ESPN Is Celebrating This Transgender Athlete in Its Body Issue

July 1st 2016

Lucy Tiven

Once a year, ESPN The Magazine releases a Body Issue, celebrating the physiques of star athletes in nude photographs that highlight their strength and abilities. The yearly issue is significant because it focuses on the function of naked bodies, rather than portraying them through a purely sexual lens.

This year, magazine is breaking through an even more powerful barrier.

The issue will feature transgender duathlete Chris Mosier, Buzzfeed reported.

"I have wanted to be in the Body Issue for over a year," Mosier wrote on ESPN. "I think the reason I felt so inspired to do it is that I'm finally at a place where I feel very comfortable with my body. And as a trans person, being in a body that didn't really fit me for 29 years, now I feel very comfortable in my own skin."

Mosier, a 35-year-old trans man, is no stranger to shattering the gender barrier. On June 19, he ran and biked in the World Duathlon Championship in Spain, and was the first out trans competitor to compete on a national team corresponding to his gender identity and not the gender he was assigned at birth. He also placed second in his U.S. age group.

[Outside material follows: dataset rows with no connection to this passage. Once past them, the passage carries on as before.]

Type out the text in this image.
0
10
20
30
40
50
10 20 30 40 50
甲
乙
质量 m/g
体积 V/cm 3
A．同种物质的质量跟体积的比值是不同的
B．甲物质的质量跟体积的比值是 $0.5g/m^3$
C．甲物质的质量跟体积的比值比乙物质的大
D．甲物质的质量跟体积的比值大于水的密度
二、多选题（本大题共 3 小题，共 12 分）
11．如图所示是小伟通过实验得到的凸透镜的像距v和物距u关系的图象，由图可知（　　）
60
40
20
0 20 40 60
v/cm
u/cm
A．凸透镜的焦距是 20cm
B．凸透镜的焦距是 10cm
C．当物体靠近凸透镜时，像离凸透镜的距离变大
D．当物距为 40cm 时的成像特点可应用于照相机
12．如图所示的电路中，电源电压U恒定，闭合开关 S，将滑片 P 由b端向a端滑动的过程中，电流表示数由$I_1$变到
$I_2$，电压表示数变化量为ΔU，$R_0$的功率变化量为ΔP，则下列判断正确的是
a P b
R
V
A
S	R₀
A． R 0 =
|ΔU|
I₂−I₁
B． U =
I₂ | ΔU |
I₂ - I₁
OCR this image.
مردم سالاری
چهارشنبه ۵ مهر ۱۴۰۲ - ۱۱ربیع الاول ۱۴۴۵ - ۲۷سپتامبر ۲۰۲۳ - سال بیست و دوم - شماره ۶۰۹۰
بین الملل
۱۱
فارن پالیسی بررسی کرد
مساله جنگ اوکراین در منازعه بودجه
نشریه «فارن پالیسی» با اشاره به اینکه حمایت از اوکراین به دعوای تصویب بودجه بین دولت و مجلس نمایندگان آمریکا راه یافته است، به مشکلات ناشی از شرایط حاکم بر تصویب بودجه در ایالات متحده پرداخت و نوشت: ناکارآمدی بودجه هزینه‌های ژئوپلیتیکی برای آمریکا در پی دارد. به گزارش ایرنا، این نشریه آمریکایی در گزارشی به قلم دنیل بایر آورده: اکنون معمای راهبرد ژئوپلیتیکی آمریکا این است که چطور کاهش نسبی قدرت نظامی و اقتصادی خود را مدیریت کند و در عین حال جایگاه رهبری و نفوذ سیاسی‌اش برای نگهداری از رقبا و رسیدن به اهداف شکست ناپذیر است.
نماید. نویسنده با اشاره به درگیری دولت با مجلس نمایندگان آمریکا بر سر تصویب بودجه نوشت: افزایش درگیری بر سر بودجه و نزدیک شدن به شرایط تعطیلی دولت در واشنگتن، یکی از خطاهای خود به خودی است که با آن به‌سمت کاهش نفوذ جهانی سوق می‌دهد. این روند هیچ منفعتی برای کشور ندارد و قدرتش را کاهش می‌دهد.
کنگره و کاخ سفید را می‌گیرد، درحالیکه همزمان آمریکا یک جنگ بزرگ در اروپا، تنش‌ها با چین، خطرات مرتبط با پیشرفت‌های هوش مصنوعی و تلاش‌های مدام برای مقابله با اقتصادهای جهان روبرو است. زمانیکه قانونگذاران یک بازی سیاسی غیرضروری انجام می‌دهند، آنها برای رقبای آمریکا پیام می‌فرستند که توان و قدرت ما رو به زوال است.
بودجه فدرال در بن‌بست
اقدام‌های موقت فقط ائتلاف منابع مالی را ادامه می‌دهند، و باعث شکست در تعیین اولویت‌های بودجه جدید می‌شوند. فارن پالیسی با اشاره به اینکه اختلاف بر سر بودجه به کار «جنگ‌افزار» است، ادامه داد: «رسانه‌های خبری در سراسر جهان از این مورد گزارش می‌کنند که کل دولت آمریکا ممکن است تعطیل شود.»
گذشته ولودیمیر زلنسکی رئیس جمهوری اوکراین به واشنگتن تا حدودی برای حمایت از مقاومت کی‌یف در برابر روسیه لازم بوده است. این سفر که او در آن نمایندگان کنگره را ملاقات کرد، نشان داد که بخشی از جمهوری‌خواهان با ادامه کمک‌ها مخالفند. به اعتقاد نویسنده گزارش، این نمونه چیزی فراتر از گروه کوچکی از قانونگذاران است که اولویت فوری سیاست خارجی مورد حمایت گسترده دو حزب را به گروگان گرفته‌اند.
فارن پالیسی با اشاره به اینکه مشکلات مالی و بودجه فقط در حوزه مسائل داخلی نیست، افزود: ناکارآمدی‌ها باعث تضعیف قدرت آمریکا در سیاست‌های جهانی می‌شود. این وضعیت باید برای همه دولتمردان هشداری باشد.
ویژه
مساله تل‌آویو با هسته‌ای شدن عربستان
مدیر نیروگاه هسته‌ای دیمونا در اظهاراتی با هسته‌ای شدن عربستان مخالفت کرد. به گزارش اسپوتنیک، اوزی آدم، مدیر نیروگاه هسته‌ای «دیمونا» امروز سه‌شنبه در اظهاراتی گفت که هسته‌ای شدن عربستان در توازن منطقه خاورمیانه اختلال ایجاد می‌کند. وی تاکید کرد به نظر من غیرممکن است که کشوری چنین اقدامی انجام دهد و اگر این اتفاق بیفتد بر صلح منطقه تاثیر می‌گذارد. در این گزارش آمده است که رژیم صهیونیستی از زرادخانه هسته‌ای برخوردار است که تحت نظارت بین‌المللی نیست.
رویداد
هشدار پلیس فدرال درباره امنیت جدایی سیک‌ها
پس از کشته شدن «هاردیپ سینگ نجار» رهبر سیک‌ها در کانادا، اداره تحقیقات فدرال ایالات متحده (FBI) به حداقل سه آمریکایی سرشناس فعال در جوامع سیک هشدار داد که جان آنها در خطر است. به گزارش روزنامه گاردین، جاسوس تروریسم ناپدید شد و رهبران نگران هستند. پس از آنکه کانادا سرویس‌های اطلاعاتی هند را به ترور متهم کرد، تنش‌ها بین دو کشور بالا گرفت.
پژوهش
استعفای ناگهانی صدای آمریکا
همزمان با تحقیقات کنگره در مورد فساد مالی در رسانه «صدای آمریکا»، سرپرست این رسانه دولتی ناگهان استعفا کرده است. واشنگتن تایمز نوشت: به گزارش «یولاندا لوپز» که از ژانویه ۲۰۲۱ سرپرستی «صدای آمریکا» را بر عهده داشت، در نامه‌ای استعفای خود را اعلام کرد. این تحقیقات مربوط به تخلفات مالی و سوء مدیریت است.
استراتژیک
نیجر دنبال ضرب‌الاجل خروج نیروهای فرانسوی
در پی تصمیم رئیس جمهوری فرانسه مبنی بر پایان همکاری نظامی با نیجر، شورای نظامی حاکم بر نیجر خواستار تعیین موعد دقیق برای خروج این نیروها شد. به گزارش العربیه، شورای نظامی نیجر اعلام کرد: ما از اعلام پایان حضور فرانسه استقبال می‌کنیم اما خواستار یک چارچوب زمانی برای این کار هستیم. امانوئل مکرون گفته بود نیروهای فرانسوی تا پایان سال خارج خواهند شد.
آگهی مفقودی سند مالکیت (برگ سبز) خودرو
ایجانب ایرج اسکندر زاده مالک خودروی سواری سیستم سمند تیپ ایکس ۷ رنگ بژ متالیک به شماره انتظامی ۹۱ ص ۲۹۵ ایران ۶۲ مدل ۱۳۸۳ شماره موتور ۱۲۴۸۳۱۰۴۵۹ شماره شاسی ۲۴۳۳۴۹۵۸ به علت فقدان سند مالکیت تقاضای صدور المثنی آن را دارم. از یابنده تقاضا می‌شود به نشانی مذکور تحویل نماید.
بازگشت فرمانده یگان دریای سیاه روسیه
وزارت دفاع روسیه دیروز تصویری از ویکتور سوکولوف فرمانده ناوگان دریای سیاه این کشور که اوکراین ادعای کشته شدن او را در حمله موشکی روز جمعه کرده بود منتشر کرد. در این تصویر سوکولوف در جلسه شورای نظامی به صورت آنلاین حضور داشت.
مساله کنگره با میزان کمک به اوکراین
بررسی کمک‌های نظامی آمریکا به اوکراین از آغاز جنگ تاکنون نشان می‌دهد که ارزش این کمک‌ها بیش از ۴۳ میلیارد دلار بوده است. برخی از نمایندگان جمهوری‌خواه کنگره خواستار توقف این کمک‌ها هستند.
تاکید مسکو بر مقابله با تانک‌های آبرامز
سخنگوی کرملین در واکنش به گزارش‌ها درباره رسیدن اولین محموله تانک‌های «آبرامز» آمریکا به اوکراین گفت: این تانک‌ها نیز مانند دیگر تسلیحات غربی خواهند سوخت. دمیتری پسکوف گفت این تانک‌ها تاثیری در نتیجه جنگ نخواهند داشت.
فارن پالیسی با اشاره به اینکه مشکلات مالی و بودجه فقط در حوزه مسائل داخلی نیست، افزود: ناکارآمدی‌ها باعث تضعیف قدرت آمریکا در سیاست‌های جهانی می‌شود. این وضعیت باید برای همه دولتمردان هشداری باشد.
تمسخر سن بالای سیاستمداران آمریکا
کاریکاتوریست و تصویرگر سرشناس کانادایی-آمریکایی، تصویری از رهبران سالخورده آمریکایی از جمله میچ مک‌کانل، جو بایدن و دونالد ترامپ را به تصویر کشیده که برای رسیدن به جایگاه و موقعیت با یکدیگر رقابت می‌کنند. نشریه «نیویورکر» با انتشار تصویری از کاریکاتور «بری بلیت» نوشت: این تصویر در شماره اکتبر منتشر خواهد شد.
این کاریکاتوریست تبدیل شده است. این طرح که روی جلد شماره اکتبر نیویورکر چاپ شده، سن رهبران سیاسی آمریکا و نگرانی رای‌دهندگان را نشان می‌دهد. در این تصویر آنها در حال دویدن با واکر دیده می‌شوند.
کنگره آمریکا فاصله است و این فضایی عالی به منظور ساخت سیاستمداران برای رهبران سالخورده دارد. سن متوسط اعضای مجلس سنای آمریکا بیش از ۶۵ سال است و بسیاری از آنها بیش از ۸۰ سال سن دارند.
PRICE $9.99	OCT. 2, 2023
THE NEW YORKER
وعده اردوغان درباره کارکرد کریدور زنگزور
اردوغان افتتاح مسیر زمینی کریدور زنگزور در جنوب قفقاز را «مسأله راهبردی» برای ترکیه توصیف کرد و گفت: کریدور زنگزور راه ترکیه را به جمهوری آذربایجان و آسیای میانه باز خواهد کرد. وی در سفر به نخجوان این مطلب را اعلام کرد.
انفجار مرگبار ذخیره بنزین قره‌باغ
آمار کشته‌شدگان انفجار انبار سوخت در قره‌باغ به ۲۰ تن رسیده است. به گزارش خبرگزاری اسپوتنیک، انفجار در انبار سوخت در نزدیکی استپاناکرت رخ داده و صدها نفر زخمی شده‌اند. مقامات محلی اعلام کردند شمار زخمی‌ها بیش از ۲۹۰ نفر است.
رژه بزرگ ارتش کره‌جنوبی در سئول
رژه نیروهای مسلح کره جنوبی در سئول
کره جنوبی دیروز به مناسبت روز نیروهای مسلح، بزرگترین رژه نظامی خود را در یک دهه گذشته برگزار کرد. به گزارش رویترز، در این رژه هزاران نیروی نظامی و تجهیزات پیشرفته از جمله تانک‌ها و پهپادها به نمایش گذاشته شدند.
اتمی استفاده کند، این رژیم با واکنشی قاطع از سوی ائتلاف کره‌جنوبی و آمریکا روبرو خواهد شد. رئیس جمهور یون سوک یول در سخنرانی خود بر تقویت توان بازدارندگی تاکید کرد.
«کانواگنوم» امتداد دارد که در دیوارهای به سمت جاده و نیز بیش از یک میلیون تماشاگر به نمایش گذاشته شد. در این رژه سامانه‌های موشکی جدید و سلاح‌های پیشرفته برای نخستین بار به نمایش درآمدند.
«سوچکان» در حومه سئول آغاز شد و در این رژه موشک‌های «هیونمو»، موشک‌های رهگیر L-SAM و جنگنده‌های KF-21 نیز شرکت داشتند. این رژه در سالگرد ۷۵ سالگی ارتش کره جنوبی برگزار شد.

He opened up about how athletics helped him feel more at home in his body, leading up to his transition.

"I've always used athletics as a way to feel connected to my body," he explained on ESPN. "Before [my] transition, I think I would use fitness and running and lifting weights as a way to feel more comfortable in my skin, even though I didn't feel very connected to my body. So I could lift weights or run and slim down a little bit or gain muscle in different places and feel a little more masculine or a little more comfortable in my body."

The issue has celebrated a diverse range of sports stars and physiques over the years — from mixed martial artist Ronda Rousey to Texas Rangers first baseman Prince Fielder.

Fielder's cover issue was especially notable — his husky physique garnered considerable backlash, which ultimately seemed to affirm why the issue is so significant. It asks us to consider the human body not only as an object of desire, but also as a source of stamina, power, and dynamism.

This radical shift is particularly meaningful when it comes to transgender bodies, which the mainstream media had only recently begun to acknowledge at all.